WesternOne completes stock sale

Vancouver, B.C.-based WesternOne Equity completed a $2.1 million private placement of stock, the company announced Thursday.

The company sold 558,659 shares at $3.80 per share to accredited investors. Dundee Securities Corp. acted as placement agent.

On the news, the company's stock (TSX: WEQ.UN) closed at $3.75, a gain of 5 cents, or 1.35%.

Andrew Greig, manager of investor relations for WesternOne, said that the company was "very happy" with the terms of the deal in an interview with Prospect News.

Greig said that WesternOne chose the private market due to "interest from a handful of advisers that wanted to do something."
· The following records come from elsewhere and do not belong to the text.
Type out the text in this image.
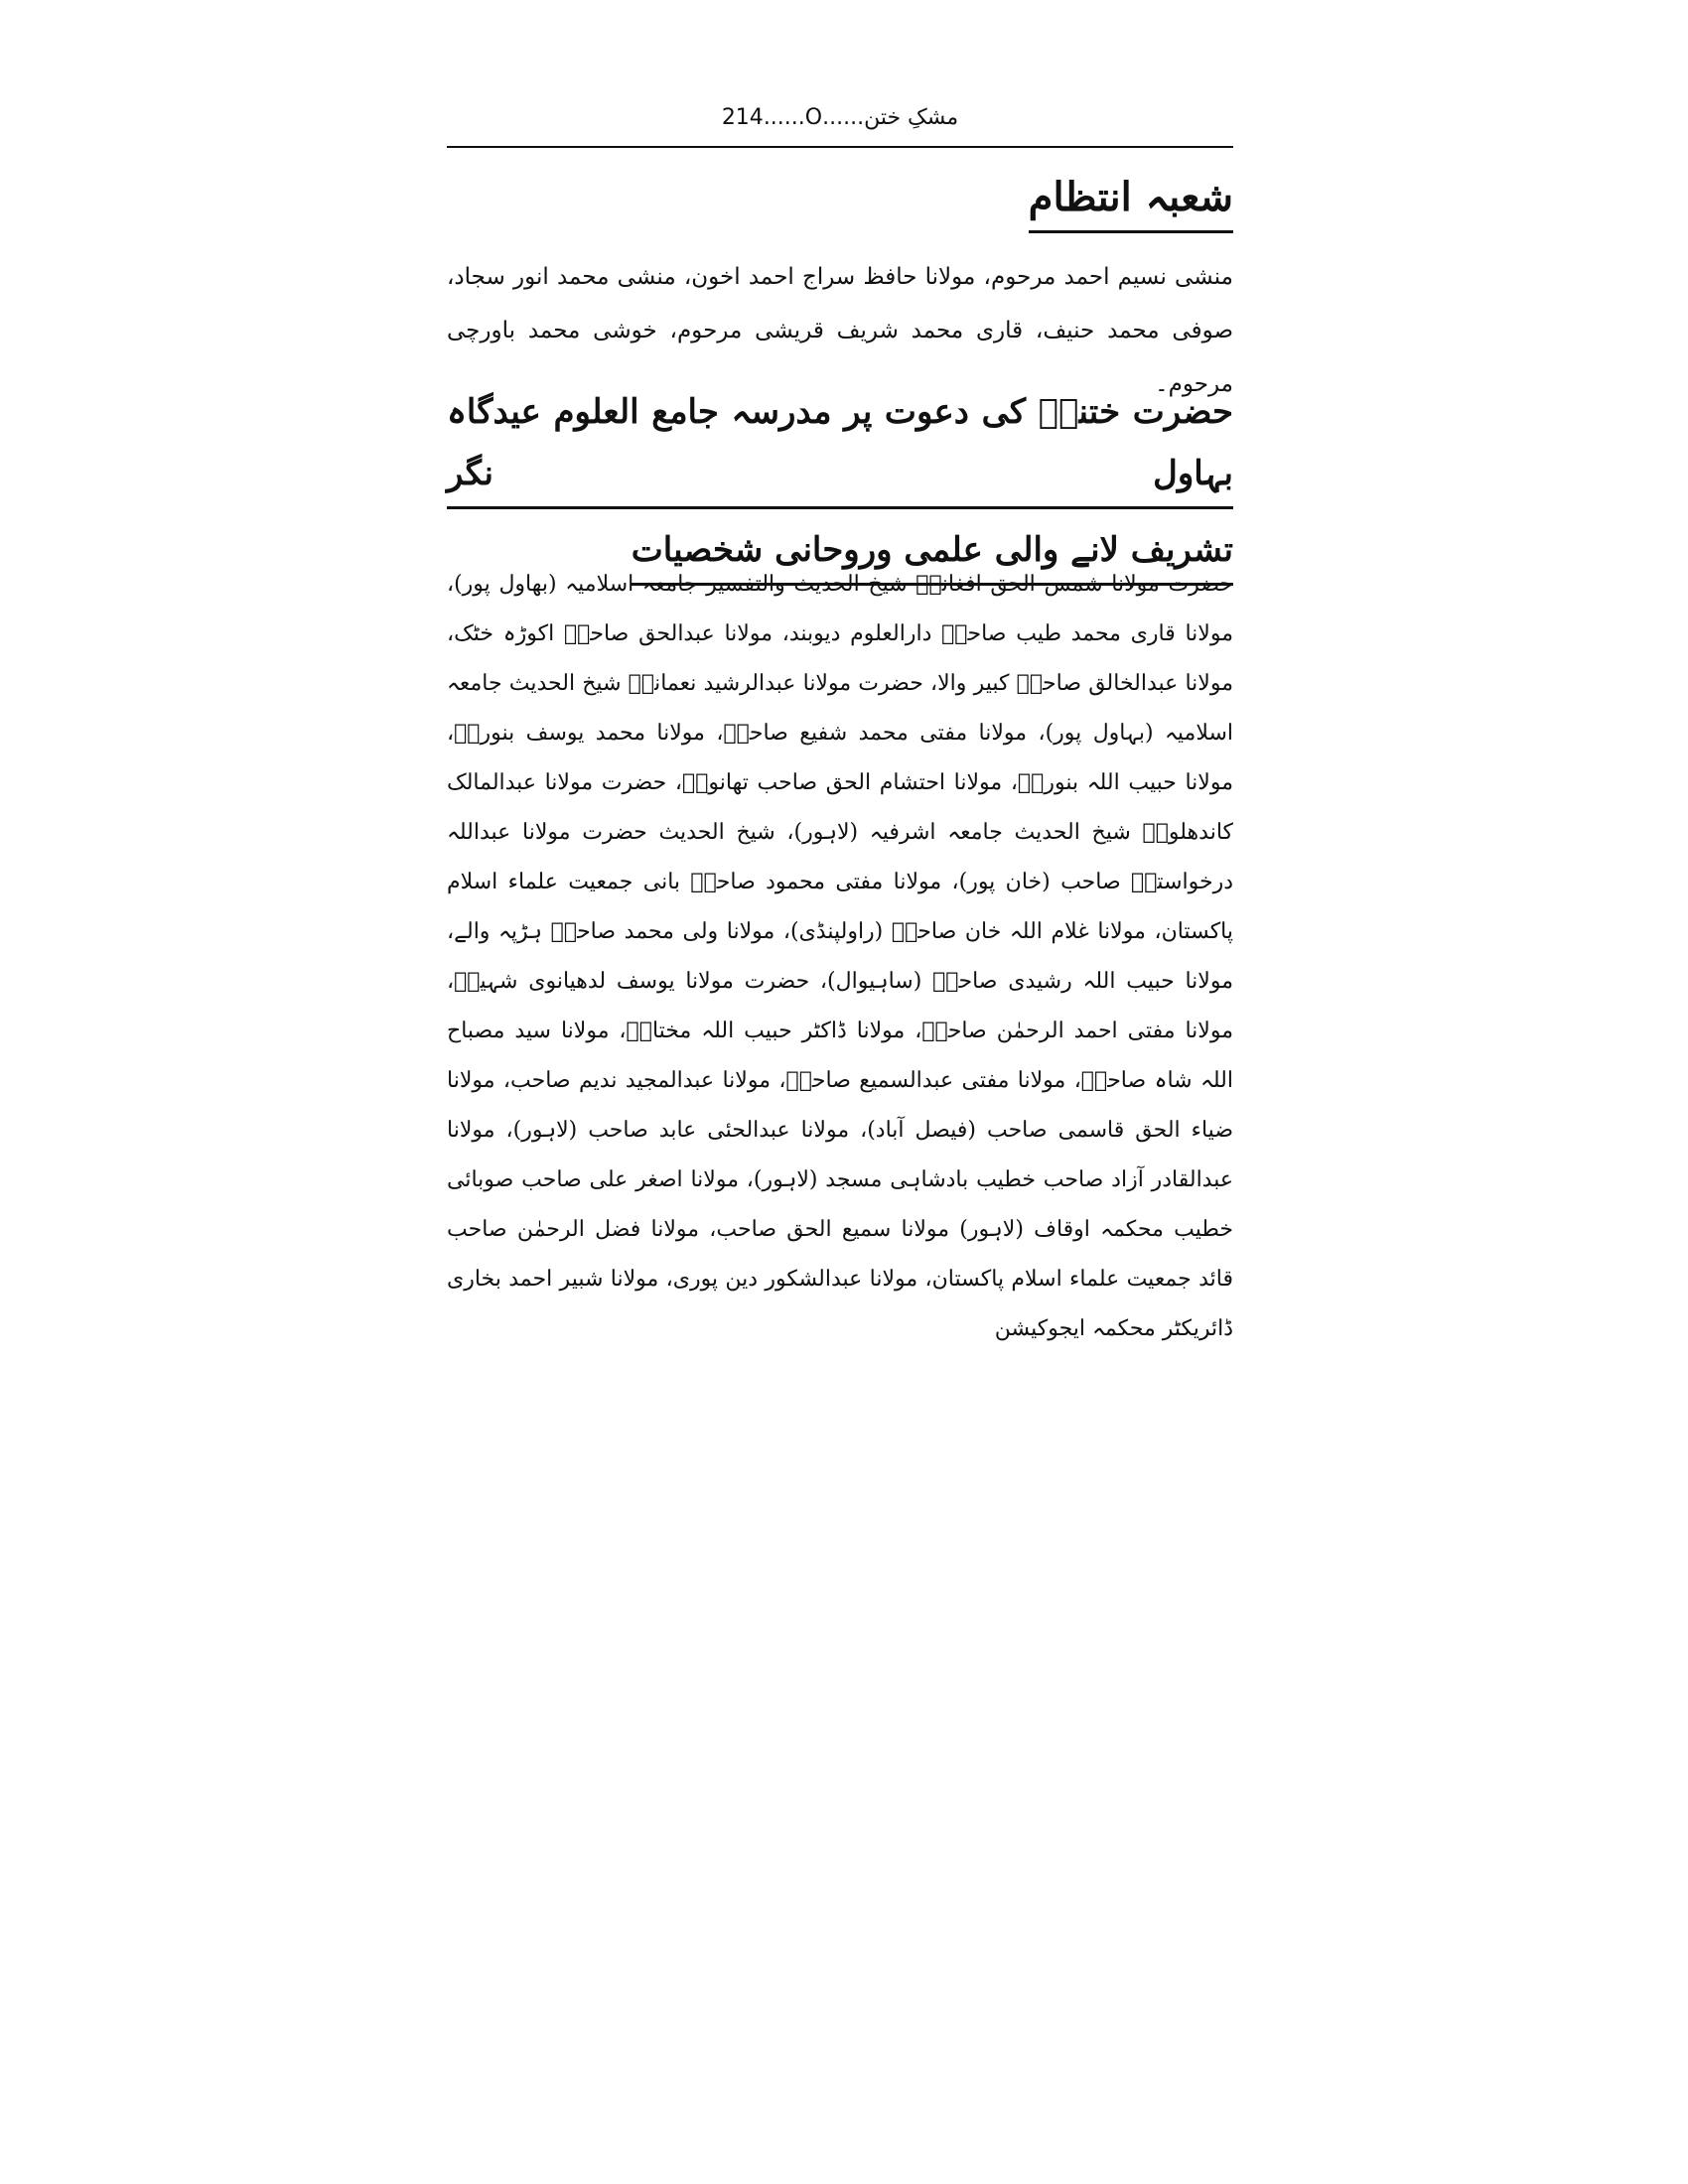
214 ...... O ...... مشکِ ختن
شعبہ انتظام
منشی نسیم احمد مرحوم، مولانا حافظ سراج احمد اخون، منشی محمد انور سجاد، صوفی محمد حنیف، قاری محمد شریف قریشی مرحوم، خوشی محمد باورچی مرحوم۔
حضرت ختنیؒ کی دعوت پر مدرسہ جامع العلوم عیدگاہ بہاول نگر
تشریف لانے والی علمی وروحانی شخصیات
حضرت مولانا شمس الحق افغانیؒ شیخ الحدیث والتفسیر جامعہ اسلامیہ (بھاول پور)، مولانا قاری محمد طیب صاحبؒ دارالعلوم دیوبند، مولانا عبدالحق صاحبؒ اکوڑہ خٹک، مولانا عبدالخالق صاحبؒ کبیر والا، حضرت مولانا عبدالرشید نعمانیؒ شیخ الحدیث جامعہ اسلامیہ (بہاول پور)، مولانا مفتی محمد شفیع صاحبؒ، مولانا محمد یوسف بنوریؒ، مولانا حبیب اللہ بنوریؒ، مولانا احتشام الحق صاحب تھانویؒ، حضرت مولانا عبدالمالک کاندھلویؒ شیخ الحدیث جامعہ اشرفیہ (لاہور)، شیخ الحدیث حضرت مولانا عبداللہ درخواستیؒ صاحب (خان پور)، مولانا مفتی محمود صاحبؒ بانی جمعیت علماء اسلام پاکستان، مولانا غلام اللہ خان صاحبؒ (راولپنڈی)، مولانا ولی محمد صاحبؒ ہڑپہ والے، مولانا حبیب اللہ رشیدی صاحبؒ (ساہیوال)، حضرت مولانا یوسف لدھیانوی شہیدؒ، مولانا مفتی احمد الرحمٰن صاحبؒ، مولانا ڈاکٹر حبیب اللہ مختارؒ، مولانا سید مصباح اللہ شاہ صاحبؒ، مولانا مفتی عبدالسمیع صاحبؒ، مولانا عبدالمجید ندیم صاحب، مولانا ضیاء الحق قاسمی صاحب (فیصل آباد)، مولانا عبدالحئی عابد صاحب (لاہور)، مولانا عبدالقادر آزاد صاحب خطیب بادشاہی مسجد (لاہور)، مولانا اصغر علی صاحب صوبائی خطیب محکمہ اوقاف (لاہور) مولانا سمیع الحق صاحب، مولانا فضل الرحمٰن صاحب قائد جمعیت علماء اسلام پاکستان، مولانا عبدالشکور دین پوری، مولانا شبیر احمد بخاری ڈائریکٹر محکمہ ایجوکیشن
"Because a pretty good number of advisers missed the overnight offering [completed in December 2008], we did the private placement really as a thanks to those that missed the offering in December," he said.

Unlike the offering in December, which allowed the company to pay down about $8.4 million in debt, funds from the transaction will be used as growth capital, Greig added.

WesternOne Equity acquires equipment- and infrastructure-related businesses located in western Canada.

PC Gold to issue 3 million units

PC Gold will sell up to 3 million units in a private placement totaling up to C$1.5 million, the company said in a press release.

Each unit will consist of a common share at C$0.50 per share and one-half of a warrant. Each whole warrant can be converted to a common share at C$0.70 per share for a year from the closing date.

PC Gold has also allowed its agent, Canaccord Capital Corp., the option to solicit an additional 1 million units, equal to C$500,000.

The stock (TSX: PKL) finished the session at 61 cents, a 6-cent decline, or 8.96%.

Kevin M. Keough, PC Gold's president and chief executive officer, told Prospect News that the placement is "similar to our [initial public offering]" in that institutions and "well-off individuals are involved."

"We already know where to place the money, we really don't have to go looking for it," Keough gave as reason for choosing the private market.

Keough also noted that the company was pleased with the pricing of the deal given that "as recently as November [2008] we were trading at 11 cents."

Funds from the transaction will be used to further explore the company's Pickle Crow Gold Mine property.

PC Gold is an Ottawa-based mining company focused on gold.